# Is it ok to feed goats pumpkins? how?



## nuzmom

We have some pumpkins leftover from our garden. Are pumpkins safe to feed to goats? The whole thing - seeds and all? Do you cut it up or just give them the whole thing to chew on?
Thanks for any help!


----------



## Epona142

My husband throws them high into the air.

They explode upon impact.

Then the goats gobble it down.

:rofl

They love it, it's supposed to be a natural dewormer, and it has never caused any harm.

Of course, my goats get a wide variety of produce. Hubby manages a grocery store.


----------



## hsmomof4

They will probably love them. I would just cut them into big chunks, and if they are not used to that sort of thing, give them just a bit at a time...depending on how many goats you have, you might give them one pumpkin to share, and feed more another day.


----------



## buckrun

Our more vigorous foragers will take care of pumpkins without help but we take a cleaver to them and do bite sized pieces to avoid that choking it down as fast as we can thing. 
The seed coats of the pumpkin seeds contain a de-wormer that is effective in single stomach animals like rabbits but I am not so sure about anything in ruminants except the high levels of zinc boosting immune function which can help with some stages of some parasites and pumpkin seed oil is a terrific source of omegas. Any squash will be palatable and safe for goats.


----------



## Hearts In Dixie

We raise extra garden produce every year to give the does some extra treats for nutritional benefits. We usually just throw the pumpkins down hard onto the ground causing them to split open. The does and bucks go crazy for them. I just gutted 19 pumpkins today using the shells with silhouettes cut into them for decoration at my son's wedding rehearsal tomorrow night. My does ate and ate until they had to nap and rest then came back for the rest. 

Marla


----------



## NubianSoaps.com

And here we all thought that our throwing pumpkins into the air and letting them smash was just something peculiar to only our families  Watermelons come to mind also! Goats love them. And if you are lucky you can have all your friends and family bring all their pumpkins also...my goats will not eat, even cut up the little mini pumpkins I decorate with.


----------



## tendermeadowsnigerians

We toss all our leftover pumpkins in to the pasture, the horses to a great job of smashing them and the goats enjoy the treat. The only down side is I now have pumpkins growing all over my pasture from the horses eating the seeds and "deopsiting" them everywhere!


----------



## milkmaidranch

Well, we all learn something no matter how old we get. I do give them watermellons but now I will do the pumpkins also. This has been interesting.


----------



## mysacrificenubians

I guess my goats are weird... They barely touch fresh produce I give them. We had an abundance of watermelon this year and they didn't touch one. Gave them a pumpkin about a week ago and again they just looked at it. 

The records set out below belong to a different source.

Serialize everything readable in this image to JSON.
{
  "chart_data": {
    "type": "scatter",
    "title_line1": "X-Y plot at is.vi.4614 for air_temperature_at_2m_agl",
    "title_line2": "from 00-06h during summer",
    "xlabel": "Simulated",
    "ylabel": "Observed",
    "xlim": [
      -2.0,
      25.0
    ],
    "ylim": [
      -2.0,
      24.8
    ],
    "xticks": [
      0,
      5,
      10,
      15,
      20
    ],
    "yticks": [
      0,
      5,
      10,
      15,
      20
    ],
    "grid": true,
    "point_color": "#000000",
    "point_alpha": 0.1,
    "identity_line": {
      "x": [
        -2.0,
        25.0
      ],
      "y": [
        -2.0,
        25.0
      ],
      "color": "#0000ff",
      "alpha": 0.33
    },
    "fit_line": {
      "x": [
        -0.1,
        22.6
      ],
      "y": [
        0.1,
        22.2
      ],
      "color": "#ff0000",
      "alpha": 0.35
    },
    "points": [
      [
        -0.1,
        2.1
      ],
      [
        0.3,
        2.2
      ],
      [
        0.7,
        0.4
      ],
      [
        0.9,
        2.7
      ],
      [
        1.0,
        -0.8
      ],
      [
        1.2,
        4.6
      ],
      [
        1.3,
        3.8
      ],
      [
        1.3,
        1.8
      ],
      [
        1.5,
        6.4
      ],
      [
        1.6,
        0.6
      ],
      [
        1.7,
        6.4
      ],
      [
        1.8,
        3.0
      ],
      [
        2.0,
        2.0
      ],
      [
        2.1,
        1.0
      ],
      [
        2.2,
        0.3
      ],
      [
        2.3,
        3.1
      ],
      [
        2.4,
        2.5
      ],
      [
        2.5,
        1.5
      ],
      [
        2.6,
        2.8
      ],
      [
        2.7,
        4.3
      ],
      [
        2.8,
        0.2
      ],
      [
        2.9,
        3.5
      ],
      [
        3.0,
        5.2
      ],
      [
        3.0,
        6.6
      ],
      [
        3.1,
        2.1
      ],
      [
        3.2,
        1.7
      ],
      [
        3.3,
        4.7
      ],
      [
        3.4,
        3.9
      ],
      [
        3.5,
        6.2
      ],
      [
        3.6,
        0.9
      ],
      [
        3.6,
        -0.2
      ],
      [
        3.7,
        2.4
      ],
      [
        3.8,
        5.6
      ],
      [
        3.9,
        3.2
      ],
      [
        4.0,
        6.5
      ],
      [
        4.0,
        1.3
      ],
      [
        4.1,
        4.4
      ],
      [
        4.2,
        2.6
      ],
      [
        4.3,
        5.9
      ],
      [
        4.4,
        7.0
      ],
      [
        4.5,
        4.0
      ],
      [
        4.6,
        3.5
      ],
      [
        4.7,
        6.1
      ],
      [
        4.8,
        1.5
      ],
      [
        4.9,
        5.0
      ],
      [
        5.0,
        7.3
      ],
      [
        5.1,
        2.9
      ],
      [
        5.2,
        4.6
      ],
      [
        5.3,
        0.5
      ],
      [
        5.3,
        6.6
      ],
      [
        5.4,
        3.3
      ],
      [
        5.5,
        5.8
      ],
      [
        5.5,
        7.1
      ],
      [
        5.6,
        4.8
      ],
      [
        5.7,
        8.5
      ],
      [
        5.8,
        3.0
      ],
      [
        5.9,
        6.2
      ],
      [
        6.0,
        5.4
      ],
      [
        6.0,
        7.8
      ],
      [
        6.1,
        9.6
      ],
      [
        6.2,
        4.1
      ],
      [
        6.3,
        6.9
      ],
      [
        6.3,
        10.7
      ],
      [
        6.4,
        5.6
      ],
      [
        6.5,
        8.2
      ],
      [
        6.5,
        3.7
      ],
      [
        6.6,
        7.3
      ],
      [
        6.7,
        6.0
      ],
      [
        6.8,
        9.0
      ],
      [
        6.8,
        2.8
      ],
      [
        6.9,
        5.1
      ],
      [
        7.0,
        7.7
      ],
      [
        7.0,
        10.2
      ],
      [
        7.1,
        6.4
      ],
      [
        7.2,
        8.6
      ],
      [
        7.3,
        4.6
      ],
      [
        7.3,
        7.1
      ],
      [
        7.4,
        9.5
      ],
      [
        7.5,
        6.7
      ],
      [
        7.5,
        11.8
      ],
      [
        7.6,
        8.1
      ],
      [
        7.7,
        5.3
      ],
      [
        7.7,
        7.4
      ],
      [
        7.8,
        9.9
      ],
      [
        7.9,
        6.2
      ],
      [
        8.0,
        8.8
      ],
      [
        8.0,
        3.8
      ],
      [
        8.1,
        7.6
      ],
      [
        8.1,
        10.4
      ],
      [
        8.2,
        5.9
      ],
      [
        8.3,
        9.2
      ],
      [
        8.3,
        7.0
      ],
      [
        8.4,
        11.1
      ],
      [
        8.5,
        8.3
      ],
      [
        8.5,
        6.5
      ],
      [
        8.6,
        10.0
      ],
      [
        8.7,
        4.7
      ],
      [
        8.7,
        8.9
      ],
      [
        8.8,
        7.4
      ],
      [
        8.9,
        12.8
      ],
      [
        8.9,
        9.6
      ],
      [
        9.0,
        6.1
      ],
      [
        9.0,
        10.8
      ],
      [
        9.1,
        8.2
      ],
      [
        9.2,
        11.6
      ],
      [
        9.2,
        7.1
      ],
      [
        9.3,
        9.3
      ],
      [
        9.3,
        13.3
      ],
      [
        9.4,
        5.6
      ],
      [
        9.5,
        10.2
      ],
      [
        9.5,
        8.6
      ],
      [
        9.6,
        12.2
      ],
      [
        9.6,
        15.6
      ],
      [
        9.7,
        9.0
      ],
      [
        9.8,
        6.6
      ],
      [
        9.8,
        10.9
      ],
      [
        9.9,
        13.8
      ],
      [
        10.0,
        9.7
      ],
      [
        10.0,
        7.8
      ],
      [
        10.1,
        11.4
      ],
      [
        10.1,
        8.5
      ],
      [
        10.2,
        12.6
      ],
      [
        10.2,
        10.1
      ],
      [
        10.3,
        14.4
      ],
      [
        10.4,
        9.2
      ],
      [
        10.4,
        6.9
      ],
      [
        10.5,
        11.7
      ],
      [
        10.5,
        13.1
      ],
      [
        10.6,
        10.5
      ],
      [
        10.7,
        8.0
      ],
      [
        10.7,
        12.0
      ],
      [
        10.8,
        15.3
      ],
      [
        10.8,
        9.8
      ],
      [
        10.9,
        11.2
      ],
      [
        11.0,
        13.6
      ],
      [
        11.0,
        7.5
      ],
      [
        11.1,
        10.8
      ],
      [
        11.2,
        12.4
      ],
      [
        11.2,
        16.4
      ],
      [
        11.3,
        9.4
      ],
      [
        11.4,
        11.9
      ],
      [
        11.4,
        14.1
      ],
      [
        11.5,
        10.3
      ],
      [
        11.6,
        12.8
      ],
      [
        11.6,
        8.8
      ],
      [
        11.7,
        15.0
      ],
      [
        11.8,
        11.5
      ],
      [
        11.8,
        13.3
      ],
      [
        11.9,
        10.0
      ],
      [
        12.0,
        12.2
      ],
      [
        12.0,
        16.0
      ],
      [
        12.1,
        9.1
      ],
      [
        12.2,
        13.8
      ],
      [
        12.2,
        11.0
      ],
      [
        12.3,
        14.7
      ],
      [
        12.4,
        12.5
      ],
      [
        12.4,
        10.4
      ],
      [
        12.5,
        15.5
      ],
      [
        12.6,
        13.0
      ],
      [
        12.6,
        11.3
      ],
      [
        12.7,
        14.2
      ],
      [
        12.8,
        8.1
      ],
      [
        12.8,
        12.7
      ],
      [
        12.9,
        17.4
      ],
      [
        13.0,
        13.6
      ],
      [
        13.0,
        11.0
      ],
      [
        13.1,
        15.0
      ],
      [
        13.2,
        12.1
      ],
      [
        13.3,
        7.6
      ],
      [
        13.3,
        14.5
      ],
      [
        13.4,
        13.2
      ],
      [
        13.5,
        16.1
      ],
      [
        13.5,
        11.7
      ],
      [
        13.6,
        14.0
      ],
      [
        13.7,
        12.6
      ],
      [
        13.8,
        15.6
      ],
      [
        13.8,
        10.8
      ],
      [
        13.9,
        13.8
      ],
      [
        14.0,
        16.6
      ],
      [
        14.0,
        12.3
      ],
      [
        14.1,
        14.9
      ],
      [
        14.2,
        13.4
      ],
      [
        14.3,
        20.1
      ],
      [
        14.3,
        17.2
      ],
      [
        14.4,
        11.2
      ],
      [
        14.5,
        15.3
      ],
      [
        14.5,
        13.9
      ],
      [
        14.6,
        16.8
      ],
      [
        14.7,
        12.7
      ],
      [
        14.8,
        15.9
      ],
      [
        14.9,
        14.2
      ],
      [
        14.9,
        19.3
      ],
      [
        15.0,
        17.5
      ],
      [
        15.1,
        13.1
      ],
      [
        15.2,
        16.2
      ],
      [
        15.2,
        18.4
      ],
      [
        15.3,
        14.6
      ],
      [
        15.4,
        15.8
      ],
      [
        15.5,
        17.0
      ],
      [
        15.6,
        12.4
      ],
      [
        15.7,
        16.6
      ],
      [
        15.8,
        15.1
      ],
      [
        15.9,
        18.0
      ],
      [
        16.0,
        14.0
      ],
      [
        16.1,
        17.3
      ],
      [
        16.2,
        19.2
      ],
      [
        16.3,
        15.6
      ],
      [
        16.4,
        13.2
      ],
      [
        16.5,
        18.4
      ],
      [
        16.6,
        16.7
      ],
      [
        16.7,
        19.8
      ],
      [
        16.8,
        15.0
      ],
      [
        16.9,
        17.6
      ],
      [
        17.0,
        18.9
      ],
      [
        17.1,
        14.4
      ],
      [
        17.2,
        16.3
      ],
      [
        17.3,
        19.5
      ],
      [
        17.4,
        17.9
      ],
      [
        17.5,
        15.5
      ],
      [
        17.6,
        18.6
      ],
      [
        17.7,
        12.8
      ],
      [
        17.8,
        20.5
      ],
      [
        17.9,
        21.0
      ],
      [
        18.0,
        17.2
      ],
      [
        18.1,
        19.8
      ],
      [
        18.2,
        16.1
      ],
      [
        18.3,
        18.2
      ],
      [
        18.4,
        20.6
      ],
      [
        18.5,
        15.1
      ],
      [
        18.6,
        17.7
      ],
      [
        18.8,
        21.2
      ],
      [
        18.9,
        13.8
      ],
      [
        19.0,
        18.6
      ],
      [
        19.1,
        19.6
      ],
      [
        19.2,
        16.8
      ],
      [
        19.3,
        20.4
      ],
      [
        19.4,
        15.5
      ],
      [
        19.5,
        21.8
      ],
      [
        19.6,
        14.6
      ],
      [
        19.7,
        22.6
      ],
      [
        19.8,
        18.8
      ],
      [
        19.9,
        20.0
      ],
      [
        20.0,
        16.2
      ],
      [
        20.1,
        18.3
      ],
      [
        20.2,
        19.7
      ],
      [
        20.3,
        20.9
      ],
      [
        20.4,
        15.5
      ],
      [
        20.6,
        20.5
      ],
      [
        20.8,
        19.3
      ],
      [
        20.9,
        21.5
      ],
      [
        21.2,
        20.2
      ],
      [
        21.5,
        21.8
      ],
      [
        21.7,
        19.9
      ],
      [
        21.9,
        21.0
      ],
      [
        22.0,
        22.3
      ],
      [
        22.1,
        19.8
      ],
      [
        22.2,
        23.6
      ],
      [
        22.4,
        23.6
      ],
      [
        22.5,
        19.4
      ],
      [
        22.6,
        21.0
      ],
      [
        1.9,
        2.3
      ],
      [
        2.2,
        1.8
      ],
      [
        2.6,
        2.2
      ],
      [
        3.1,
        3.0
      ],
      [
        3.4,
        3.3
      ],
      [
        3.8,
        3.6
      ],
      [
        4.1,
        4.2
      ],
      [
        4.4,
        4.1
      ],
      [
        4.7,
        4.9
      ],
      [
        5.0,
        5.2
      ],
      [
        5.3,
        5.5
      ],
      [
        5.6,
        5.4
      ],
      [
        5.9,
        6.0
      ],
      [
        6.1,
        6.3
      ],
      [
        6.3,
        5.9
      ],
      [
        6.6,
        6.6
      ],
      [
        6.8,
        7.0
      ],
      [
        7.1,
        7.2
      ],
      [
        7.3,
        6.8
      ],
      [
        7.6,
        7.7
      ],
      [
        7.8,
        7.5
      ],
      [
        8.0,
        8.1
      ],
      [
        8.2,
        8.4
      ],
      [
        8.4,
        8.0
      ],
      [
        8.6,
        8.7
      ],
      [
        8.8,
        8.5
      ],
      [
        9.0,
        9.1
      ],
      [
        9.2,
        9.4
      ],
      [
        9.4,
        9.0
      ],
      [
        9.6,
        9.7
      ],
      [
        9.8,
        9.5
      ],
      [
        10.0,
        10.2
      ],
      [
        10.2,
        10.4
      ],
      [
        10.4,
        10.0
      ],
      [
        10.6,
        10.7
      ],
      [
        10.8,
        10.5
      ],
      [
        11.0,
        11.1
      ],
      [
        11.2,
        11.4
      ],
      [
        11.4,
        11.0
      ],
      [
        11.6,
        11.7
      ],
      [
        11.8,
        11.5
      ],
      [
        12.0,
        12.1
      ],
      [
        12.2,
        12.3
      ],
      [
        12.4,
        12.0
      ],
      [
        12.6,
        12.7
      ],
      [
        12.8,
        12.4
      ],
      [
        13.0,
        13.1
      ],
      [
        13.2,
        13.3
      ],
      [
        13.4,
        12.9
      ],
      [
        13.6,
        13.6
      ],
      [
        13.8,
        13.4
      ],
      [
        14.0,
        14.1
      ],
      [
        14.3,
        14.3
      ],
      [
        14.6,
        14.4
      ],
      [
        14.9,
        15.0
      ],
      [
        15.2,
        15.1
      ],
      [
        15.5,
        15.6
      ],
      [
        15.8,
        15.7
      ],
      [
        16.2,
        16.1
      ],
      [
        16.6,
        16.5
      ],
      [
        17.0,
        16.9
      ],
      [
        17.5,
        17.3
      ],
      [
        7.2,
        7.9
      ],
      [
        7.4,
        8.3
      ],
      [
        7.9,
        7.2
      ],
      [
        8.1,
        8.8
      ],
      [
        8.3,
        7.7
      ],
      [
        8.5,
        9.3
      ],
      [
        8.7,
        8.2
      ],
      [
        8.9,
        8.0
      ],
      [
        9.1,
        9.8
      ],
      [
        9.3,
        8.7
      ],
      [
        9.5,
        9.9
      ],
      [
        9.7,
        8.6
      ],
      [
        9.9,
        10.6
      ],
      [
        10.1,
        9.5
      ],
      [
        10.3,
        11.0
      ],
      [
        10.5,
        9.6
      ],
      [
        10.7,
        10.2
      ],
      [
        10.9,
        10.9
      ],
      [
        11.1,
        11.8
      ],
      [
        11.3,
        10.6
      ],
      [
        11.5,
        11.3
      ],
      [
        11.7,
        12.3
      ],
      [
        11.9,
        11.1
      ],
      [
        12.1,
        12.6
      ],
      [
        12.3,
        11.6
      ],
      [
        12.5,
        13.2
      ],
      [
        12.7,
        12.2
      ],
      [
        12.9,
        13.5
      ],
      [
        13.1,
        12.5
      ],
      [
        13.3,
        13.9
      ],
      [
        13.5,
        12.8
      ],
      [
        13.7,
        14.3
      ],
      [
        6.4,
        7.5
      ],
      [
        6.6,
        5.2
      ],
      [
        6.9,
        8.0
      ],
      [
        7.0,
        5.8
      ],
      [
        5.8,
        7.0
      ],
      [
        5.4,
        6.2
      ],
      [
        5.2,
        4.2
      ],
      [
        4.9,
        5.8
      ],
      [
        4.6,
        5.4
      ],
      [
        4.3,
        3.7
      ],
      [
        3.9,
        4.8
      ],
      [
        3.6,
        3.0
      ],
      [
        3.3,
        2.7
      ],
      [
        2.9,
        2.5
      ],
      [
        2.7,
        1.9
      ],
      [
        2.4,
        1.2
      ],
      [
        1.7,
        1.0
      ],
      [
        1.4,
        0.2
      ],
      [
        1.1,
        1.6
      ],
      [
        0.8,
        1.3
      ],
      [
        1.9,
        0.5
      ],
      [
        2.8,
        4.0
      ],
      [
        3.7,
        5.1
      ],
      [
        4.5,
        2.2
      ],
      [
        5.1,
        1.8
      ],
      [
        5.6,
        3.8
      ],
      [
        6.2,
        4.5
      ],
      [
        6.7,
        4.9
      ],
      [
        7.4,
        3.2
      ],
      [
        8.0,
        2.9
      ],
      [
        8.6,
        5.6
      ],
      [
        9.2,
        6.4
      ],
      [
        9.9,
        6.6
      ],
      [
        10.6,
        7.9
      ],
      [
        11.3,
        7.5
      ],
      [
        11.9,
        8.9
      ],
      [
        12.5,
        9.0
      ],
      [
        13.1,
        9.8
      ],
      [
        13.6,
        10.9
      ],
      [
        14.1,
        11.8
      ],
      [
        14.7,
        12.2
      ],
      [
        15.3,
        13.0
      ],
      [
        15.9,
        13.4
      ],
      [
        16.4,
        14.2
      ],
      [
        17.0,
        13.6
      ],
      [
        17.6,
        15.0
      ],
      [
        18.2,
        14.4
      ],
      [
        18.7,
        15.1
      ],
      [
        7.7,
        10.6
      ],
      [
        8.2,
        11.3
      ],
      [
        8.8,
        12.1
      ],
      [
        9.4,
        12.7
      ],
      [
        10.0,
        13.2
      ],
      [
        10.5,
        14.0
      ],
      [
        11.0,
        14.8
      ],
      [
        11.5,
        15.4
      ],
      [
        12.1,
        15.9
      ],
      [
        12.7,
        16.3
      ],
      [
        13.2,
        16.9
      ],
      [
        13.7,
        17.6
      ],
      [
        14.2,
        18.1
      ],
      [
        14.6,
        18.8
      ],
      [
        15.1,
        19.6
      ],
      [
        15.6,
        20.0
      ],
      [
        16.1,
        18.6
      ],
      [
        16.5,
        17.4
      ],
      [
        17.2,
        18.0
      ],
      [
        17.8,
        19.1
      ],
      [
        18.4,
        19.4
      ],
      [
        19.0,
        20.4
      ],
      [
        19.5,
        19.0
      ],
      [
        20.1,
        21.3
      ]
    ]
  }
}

Years ago when I had pygmy goats, they would try just about anything. My husband was handing out peppers and one was a chili or jalapeno. My doe gobbled it up and then the poor thing was screaming, mouth open and tongue out.


----------



## nuzmom

thank you so much for all your replies. I'm slightly concerned about them choking and was wondering if I needed to cut a pumpkin up first, but I think I'll just take a pumpkin and smash it in their pasture.  If I see any "concerns", I'll just remove it.


----------



## ellie

Re Kathleen's comment...I read a study in 
"Wool and Wattles" once many years ago about testing what goats would eat that was unusual and they concluded that people-raised goats were far more open to trying new produce/products to eat than dam raised goats. Makes sense since the new stuff comes from people, if they are trusting of people they're more likely to think it's a goodie.


----------



## nuzmom

Ellie - that's really interesting.
Here's how it went with us today...
I gave my gals the pumpkin. Smashed it open and showed it to them. Sunny (the older one) wasn't that interested. She's a bottle raised, HOUSE RAISED, very friendly doe. Her daughter, Honey (dam raised and very friendly) was thrilled to have the pumpkin. Eventually, they both ate the pumpkin but Honey was first and most enthusiastic.


----------



## Epona142

Most of my does are dam raised and most will eat just about anything. There's a couple who are more picky, but they were dam raised as well.


----------



## buckrun

Well they didn't test my dam raised goats. They eat out of the garden from day one and watch mom chase us for garden goods -just try to get to the house from the garden with out getting mobbed. They know the sound of a chainsaw from acres away. I guess they tested wild pasture raised animals that had no human contact? We have pavlov goats. They know the back door- the gate- the car door- the truck coming down the gravel road- the clippers coming off the rack- the scoop hitting the bottom of a bucket- the gate to the stanchion opening. I mean you cannot pull one thing on these goats that they do not associate with food and they are all dam raised - 5 generations. I guess they qualify as people raised.


----------



## mysacrificenubians

It was a struggle for me to get them to eat an animal cracker for goodness sakes! They would smell it and show no interest. I forced it in their mouth and tried to keep them from spitting it out! I finally had to crumble them up into dust and slowly put larger pieces in their feed. Same thing with Tums, spinach, greens, etc. I have always fixed them a little oatmeal and Karo for a treat after they kid and only one will touch it. 
Although, I used to have one that would suck the Cydectin right out of the bottle if she could. Once they saw I had the wormer out, everyone else ran, but she thought it was a treat! 
I told you my goats are WEIRD!


----------



## nuzmom

Kathleen - "weird" sounds so harsh, hmm, let's just say "picky".  I guess they just know what they like and don't like. I'm new to all of this, but my girls seem to be a little slow to try something, but if I leave it accessible long enough, they'll end up digging right in. I think they actually like some variety.
They're all such individuals, huh.


----------



## Hearts In Dixie

Our herd loves Christmas trees also. We have bought a real tree for the past nine years decorating it carefully to make sure we wouldn't leave any ornaments or tree hangers on it when we undressed it. When the tree comes down the does get their Christmas present.

Marla


----------



## Drycreek goats

Mine have no Problem eating the garden when they break in but kinda pickey other wise.HEHE.Tammy


----------